The miscarriage of an IVF baby is more likely to psychologically affect a woman.
Researchers from Hong Kong have examined the stress, anxiety and depression levels of women who have suffered miscarriages after an assisted conception technique such as IVF, compared to women who conceived naturally. The study, published in BJOG: An International Journal of Obstetrics and Gynaecology , examined 150 women who had suffered a miscarriage in the first 12 weeks of their pregnancy, using interviews and questionnaires. Half of the women had conceived naturally and the other 75 had conceived after assisted reproduction.
In the first week there was little difference noted between the two groups. However, at four weeks and twelve weeks after the miscarriage, the group containing those with assisted reproduction showed significantly higher levels of stress, anxiety and depression.

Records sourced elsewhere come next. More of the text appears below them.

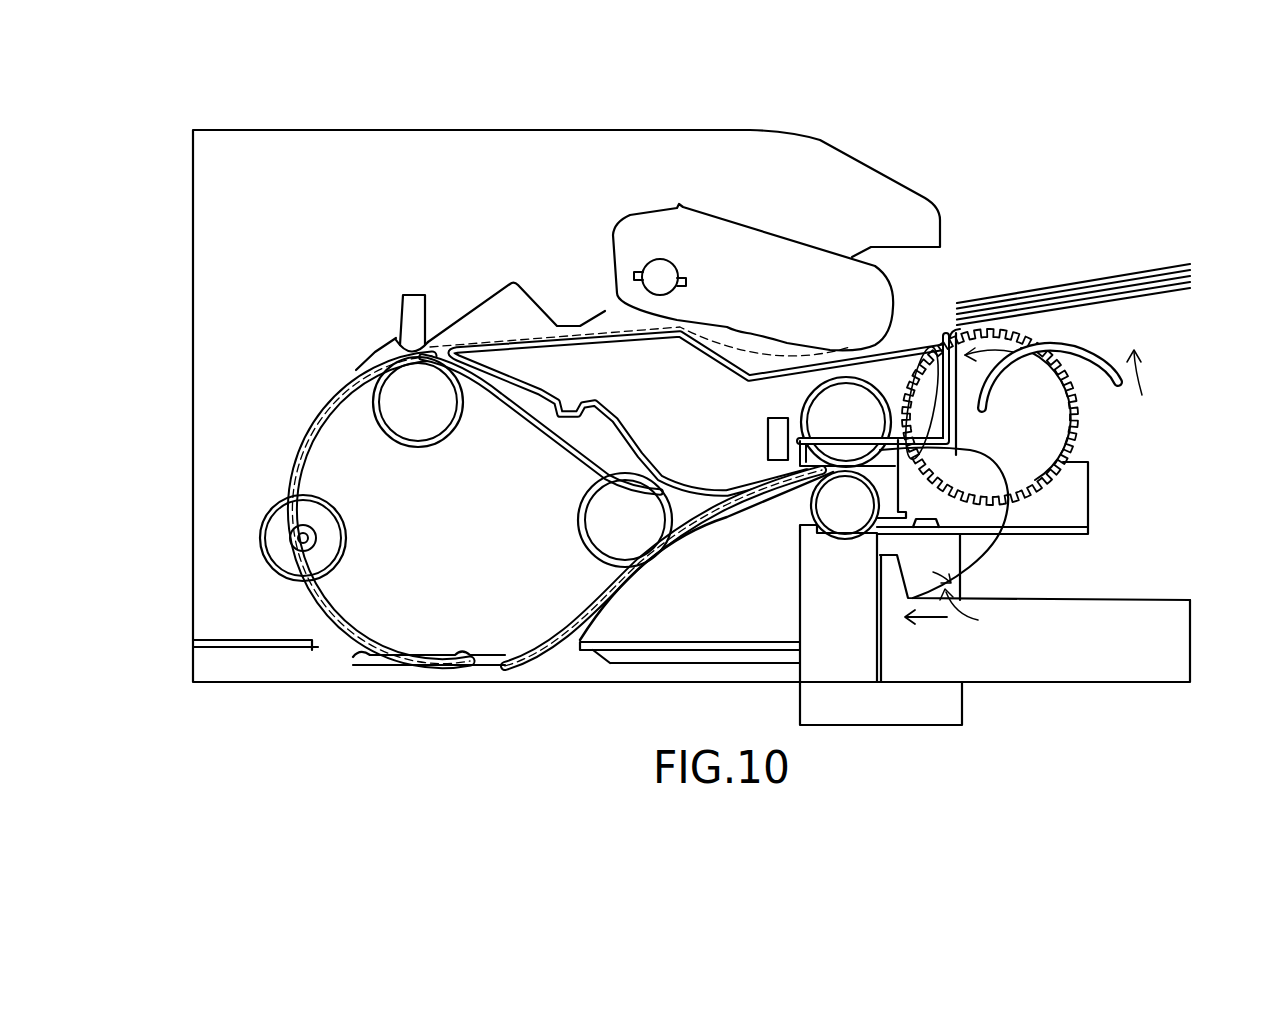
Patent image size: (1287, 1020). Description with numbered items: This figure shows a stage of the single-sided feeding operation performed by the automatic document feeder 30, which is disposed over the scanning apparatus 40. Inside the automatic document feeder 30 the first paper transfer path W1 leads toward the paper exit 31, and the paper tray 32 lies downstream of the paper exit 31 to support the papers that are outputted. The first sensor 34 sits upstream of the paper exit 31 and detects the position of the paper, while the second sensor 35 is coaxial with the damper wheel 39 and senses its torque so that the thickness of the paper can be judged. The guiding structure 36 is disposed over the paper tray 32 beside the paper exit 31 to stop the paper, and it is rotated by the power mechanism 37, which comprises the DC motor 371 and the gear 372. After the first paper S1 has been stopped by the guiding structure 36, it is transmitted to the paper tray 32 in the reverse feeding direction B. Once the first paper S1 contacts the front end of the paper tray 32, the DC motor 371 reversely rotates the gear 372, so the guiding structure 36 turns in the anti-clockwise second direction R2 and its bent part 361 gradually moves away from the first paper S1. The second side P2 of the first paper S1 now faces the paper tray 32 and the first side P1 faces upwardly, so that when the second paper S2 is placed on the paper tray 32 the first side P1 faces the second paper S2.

The automatic document feeder 30 is at (419, 117).
The paper exit 31 is at (940, 342).
The paper tray 32 is at (1177, 640).
The first sensor 34 is at (777, 440).
The second sensor 35 is at (318, 538).
The guiding structure 36 is at (1000, 378).
The bent part 361 is at (1100, 384).
The power mechanism 37 is at (1050, 520).
The DC motor 371 is at (952, 548).
The gear 372 is at (1030, 456).
The damper wheel 39 is at (327, 497).
The scanning apparatus 40 is at (282, 675).
The first paper transfer path W1 is at (514, 338).
The first paper S1 is at (755, 488).
The second paper S2 is at (1035, 298).
The second direction R2 is at (1153, 372).
The first side P1 is at (927, 566).
The second side P2 is at (976, 614).
The reverse feeding direction B is at (926, 631).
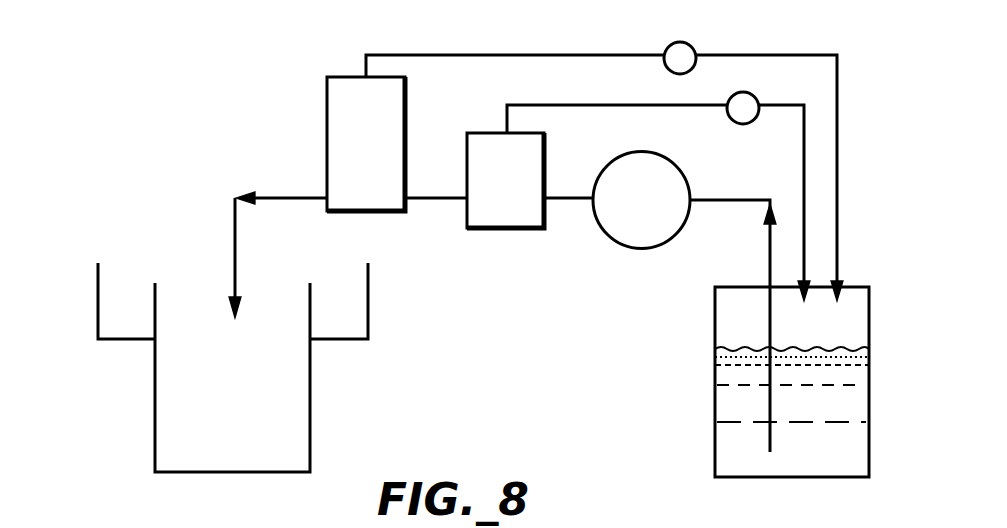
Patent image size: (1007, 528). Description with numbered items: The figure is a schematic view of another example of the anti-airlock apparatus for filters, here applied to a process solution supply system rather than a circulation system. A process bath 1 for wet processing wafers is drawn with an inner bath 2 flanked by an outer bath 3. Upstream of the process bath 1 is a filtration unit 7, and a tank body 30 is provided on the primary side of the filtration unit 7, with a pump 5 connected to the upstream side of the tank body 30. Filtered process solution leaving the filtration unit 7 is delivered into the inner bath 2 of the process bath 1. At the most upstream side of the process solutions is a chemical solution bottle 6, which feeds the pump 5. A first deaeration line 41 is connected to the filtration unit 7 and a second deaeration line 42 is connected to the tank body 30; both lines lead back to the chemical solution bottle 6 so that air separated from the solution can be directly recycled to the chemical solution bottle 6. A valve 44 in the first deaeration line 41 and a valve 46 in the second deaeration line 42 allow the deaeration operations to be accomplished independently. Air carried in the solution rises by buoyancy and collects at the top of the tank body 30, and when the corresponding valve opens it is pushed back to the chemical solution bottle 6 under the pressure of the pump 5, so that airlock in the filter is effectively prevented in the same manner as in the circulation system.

The process bath 1 is at (142, 410).
The inner bath 2 is at (312, 422).
The outer bath 3 is at (98, 305).
The pump 5 is at (640, 249).
The chemical solution bottle 6 is at (715, 332).
The filtration unit 7 is at (327, 143).
The tank body 30 is at (513, 229).
The first deaeration line 41 is at (472, 55).
The second deaeration line 42 is at (535, 105).
The valve 44 is at (683, 42).
The valve 46 is at (745, 92).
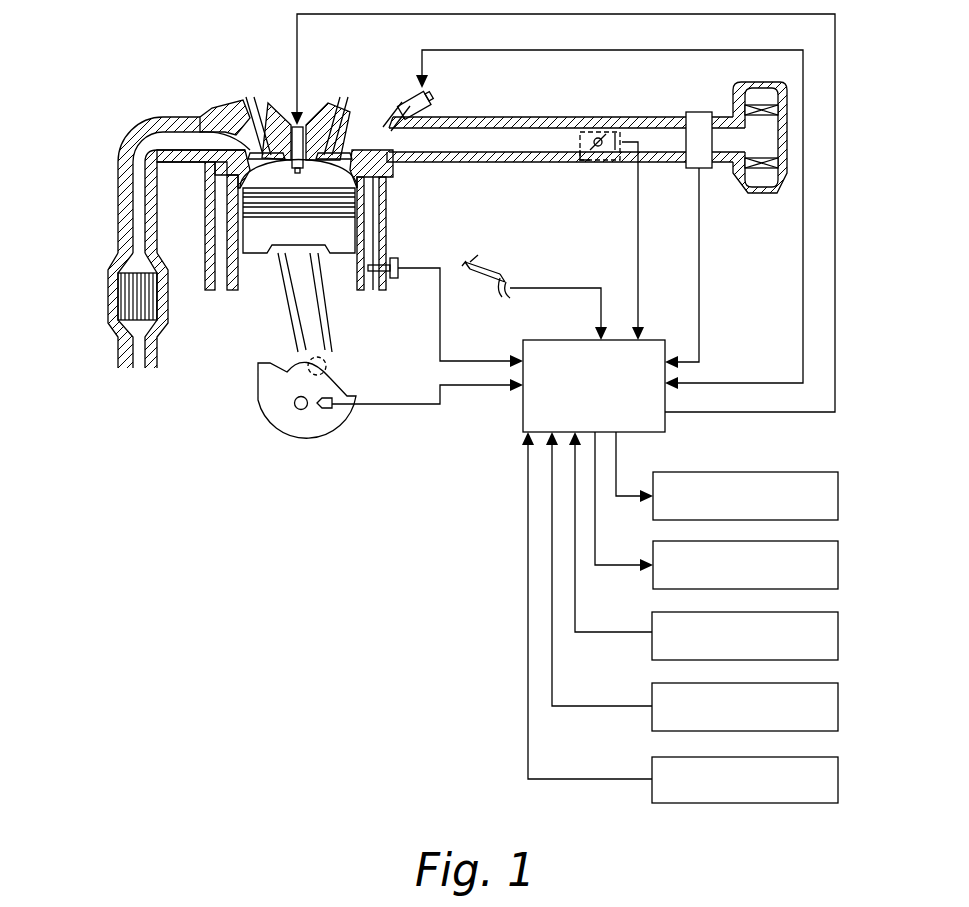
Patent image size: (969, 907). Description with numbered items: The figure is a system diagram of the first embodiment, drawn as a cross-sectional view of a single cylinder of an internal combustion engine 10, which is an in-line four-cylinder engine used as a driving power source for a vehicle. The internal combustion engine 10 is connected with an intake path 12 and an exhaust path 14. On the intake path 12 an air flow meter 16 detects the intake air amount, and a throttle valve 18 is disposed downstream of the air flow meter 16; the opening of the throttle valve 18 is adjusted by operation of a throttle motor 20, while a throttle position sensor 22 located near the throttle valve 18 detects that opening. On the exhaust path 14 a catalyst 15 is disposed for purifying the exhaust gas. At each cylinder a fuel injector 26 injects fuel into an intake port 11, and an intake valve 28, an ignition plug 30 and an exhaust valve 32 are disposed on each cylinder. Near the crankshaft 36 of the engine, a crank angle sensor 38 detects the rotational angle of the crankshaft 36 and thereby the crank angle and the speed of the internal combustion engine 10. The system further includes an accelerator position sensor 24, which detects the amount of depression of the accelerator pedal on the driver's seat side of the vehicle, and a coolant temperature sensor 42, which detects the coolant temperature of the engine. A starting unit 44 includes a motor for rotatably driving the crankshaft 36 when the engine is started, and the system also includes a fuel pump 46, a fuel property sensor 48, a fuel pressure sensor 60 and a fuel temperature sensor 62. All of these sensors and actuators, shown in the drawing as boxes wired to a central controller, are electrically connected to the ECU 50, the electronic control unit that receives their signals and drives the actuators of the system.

The internal combustion engine 10 is at (400, 226).
The intake port 11 is at (388, 140).
The intake path 12 is at (530, 112).
The exhaust path 14 is at (113, 160).
The catalyst 15 is at (125, 295).
The air flow meter 16 is at (696, 126).
The throttle valve 18 is at (600, 138).
The throttle motor 20 is at (572, 165).
The throttle position sensor 22 is at (616, 165).
The accelerator position sensor 24 is at (516, 275).
The fuel injector 26 is at (432, 99).
The intake valve 28 is at (365, 112).
The ignition plug 30 is at (320, 107).
The exhaust valve 32 is at (222, 128).
The crankshaft 36 is at (302, 411).
The crank angle sensor 38 is at (325, 410).
The coolant temperature sensor 42 is at (396, 280).
The starting unit 44 is at (822, 472).
The fuel pump 46 is at (822, 541).
The fuel property sensor 48 is at (822, 612).
The ECU 50 is at (522, 428).
The fuel pressure sensor 60 is at (822, 683).
The fuel temperature sensor 62 is at (822, 757).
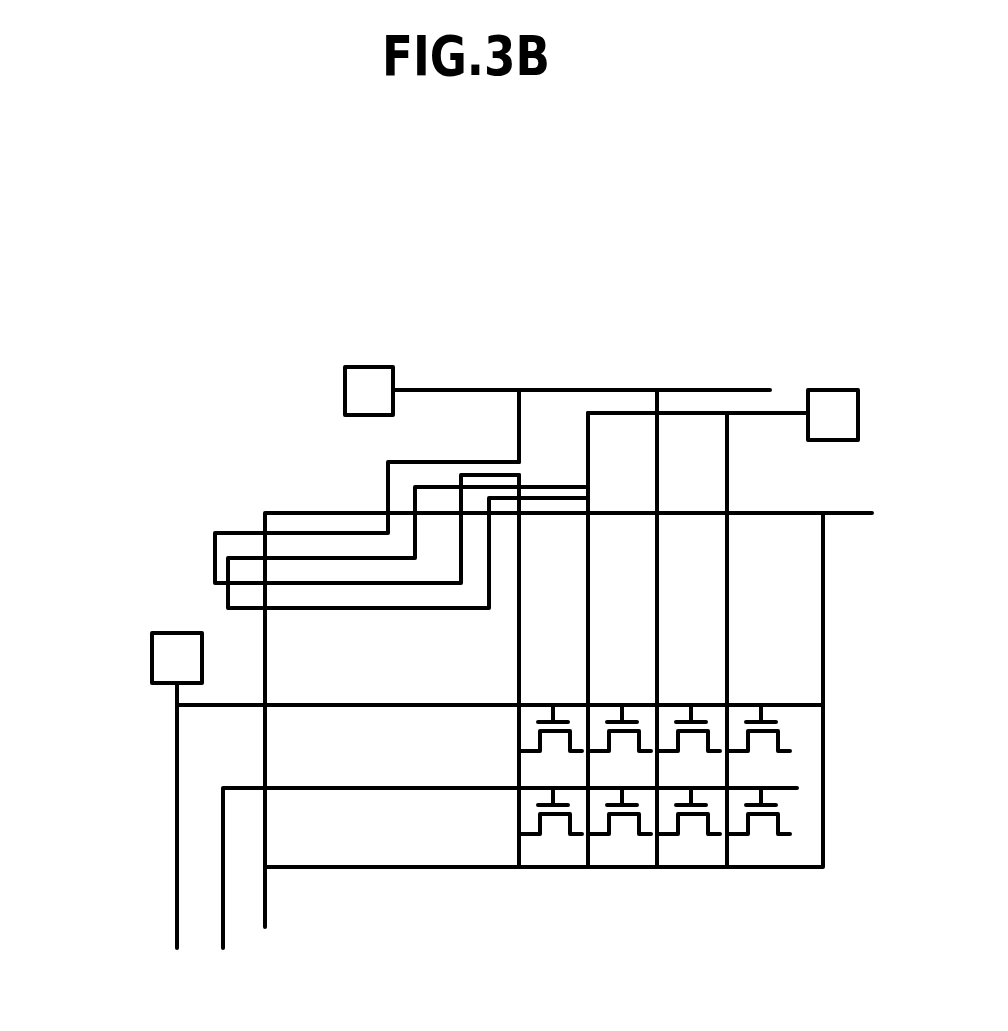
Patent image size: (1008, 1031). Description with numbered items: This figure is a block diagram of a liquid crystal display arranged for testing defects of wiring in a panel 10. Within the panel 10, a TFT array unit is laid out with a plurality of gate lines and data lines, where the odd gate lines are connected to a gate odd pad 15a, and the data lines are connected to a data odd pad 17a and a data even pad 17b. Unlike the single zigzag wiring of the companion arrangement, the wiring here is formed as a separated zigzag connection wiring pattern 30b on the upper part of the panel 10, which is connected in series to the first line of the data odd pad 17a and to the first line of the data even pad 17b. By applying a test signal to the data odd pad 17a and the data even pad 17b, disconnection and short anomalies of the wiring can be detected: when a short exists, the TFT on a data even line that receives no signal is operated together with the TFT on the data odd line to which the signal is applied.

The panel 10 is at (277, 667).
The gate odd pad 15a is at (165, 658).
The data odd pad 17a is at (368, 377).
The data even pad 17b is at (840, 408).
The separated zigzag connection wiring pattern 30b is at (300, 532).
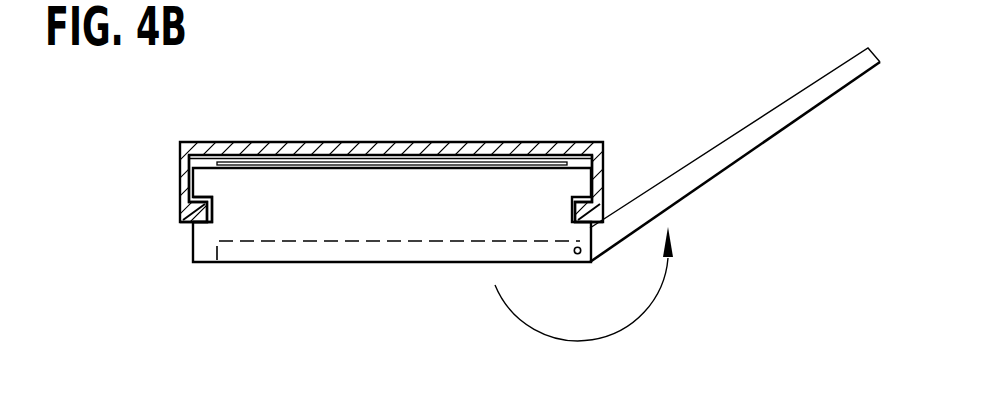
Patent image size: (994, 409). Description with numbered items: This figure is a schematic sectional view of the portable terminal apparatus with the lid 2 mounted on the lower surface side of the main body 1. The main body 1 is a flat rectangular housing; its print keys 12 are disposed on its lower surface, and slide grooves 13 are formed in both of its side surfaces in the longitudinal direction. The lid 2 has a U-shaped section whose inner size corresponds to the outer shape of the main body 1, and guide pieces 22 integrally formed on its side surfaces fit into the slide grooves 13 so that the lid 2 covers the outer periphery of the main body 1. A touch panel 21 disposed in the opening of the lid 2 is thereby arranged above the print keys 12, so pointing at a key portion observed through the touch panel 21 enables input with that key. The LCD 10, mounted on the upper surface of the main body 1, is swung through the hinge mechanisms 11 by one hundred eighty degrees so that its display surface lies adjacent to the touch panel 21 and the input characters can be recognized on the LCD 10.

The main body 1 is at (283, 260).
The lid 2 is at (255, 143).
The LCD 10 is at (720, 157).
The hinge mechanisms 11 is at (577, 254).
The print keys 12 is at (340, 162).
The slide grooves 13 is at (192, 227).
The touch panel 21 is at (458, 148).
The guide pieces 22 is at (198, 213).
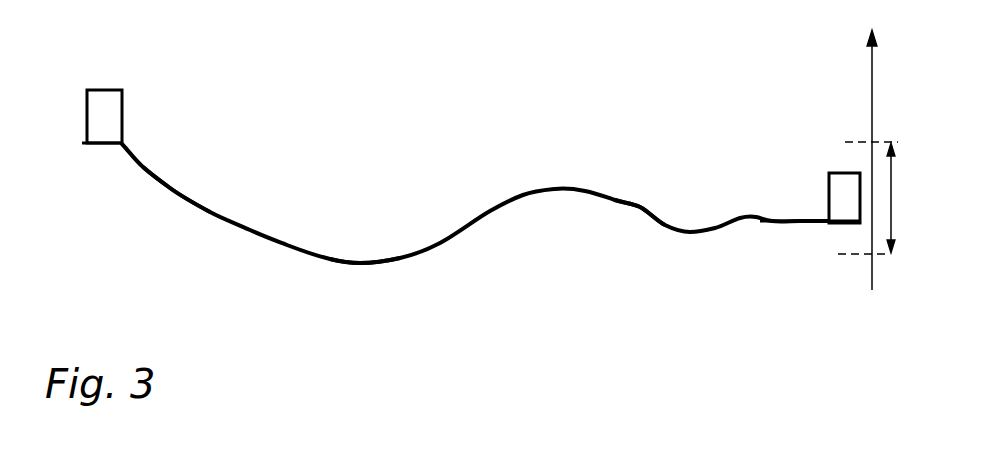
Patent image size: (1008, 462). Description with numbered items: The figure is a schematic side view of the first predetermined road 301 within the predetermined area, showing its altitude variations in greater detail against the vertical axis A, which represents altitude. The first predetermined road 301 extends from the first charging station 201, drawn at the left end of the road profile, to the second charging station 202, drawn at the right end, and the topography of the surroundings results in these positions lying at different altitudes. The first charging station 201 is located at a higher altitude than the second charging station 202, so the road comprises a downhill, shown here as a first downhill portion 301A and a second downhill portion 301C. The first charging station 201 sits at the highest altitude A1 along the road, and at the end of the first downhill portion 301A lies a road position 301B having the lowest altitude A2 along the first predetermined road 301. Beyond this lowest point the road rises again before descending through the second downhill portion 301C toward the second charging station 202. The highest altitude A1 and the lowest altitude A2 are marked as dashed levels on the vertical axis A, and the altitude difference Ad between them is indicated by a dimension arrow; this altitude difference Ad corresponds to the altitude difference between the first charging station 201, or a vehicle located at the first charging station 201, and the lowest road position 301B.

The first charging station 201 is at (99, 80).
The second charging station 202 is at (795, 168).
The first predetermined road 301 is at (647, 82).
The first downhill portion 301A is at (168, 188).
The road position 301B is at (380, 228).
The second downhill portion 301C is at (640, 206).
The vertical axis A is at (873, 72).
The highest altitude A1 is at (865, 142).
The lowest altitude A2 is at (860, 254).
The altitude difference Ad is at (907, 198).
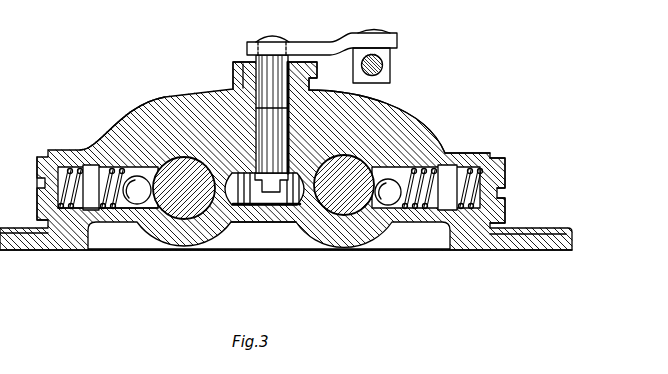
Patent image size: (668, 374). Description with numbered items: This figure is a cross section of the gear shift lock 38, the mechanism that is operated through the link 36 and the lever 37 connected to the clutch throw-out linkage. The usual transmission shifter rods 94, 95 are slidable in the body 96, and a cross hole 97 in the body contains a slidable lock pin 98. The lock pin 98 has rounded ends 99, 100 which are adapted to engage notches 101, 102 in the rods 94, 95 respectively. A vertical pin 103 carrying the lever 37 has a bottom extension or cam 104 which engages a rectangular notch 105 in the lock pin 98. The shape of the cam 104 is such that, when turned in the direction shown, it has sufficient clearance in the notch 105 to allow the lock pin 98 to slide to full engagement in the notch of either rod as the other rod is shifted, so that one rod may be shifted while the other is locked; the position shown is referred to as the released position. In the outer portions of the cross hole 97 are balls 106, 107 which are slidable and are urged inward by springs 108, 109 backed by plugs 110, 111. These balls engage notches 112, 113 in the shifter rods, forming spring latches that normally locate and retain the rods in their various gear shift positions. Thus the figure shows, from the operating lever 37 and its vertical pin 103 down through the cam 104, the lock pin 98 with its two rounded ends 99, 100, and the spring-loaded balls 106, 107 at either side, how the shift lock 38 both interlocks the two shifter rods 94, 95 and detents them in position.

The link 36 is at (383, 64).
The lever 37 is at (334, 47).
The gear shift lock 38 is at (172, 100).
The transmission shifter rod 94 is at (163, 156).
The transmission shifter rod 95 is at (417, 124).
The body 96 is at (163, 115).
The cross hole 97 is at (307, 228).
The lock pin 98 is at (226, 205).
The rounded end 99 is at (199, 212).
The rounded end 100 is at (297, 212).
The notch 101 is at (163, 212).
The notch 102 is at (324, 228).
The vertical pin 103 is at (263, 131).
The cam 104 is at (256, 192).
The rectangular notch 105 is at (245, 226).
The ball 106 is at (115, 213).
The ball 107 is at (440, 151).
The spring 108 is at (58, 240).
The spring 109 is at (470, 188).
The plug 110 is at (40, 202).
The plug 111 is at (495, 204).
The notch 112 is at (137, 193).
The notch 113 is at (368, 213).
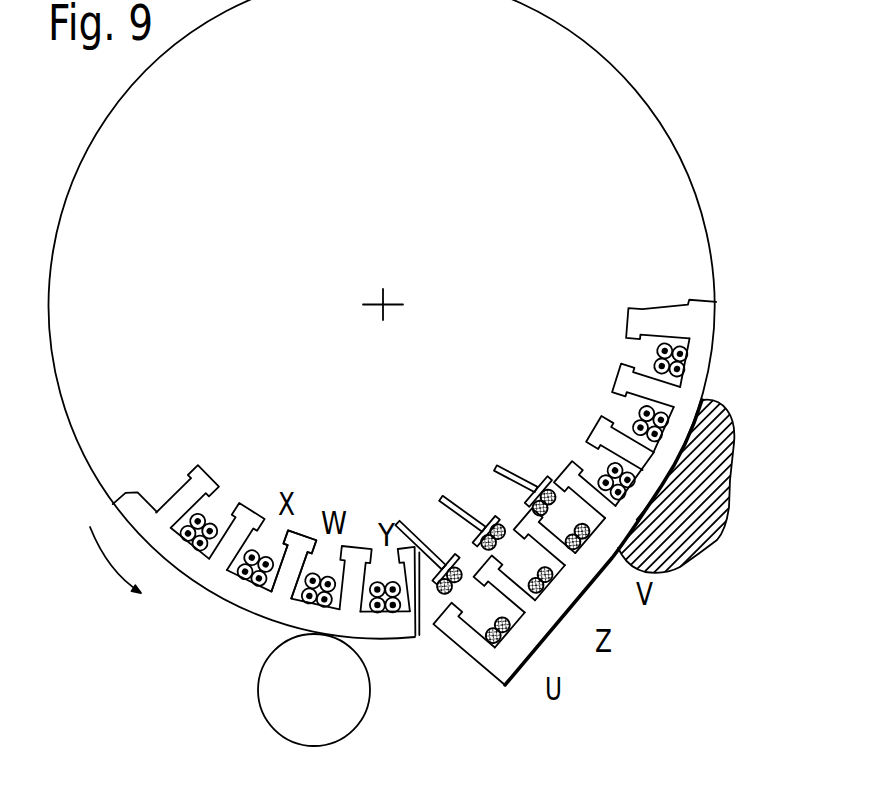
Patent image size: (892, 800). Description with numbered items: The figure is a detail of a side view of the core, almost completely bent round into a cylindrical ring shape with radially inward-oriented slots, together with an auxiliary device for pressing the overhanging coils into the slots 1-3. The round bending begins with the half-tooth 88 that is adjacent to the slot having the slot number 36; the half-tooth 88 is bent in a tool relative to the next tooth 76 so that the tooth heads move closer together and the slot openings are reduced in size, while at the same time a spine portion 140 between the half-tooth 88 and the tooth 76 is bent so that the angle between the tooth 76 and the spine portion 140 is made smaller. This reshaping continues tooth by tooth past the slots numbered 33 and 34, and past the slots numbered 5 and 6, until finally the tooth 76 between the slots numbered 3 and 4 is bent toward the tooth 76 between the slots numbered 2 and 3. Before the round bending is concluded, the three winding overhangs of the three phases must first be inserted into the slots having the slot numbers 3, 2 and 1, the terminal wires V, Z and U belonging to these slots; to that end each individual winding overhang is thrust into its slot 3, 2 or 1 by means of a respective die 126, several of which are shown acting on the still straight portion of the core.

The slot number 1 is at (525, 672).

Commenting on the results, co-author of the study Dr Cheung Sze Yan Charleen, of Hong Kong's Queen Mary Hospital, concluded that miscarriage resulted in greater psychological trauma to women who had conceived after assisted reproduction.
Dr Charleen added: "Elevated emotional stress after miscarriage could therefore be associated with the duration of subfertility and the need of assisted reproduction. Timely support and intervention would be beneficial in the management of this group of women, as would further research into the potential long-term impact for adverse psychological outcomes after miscarriage."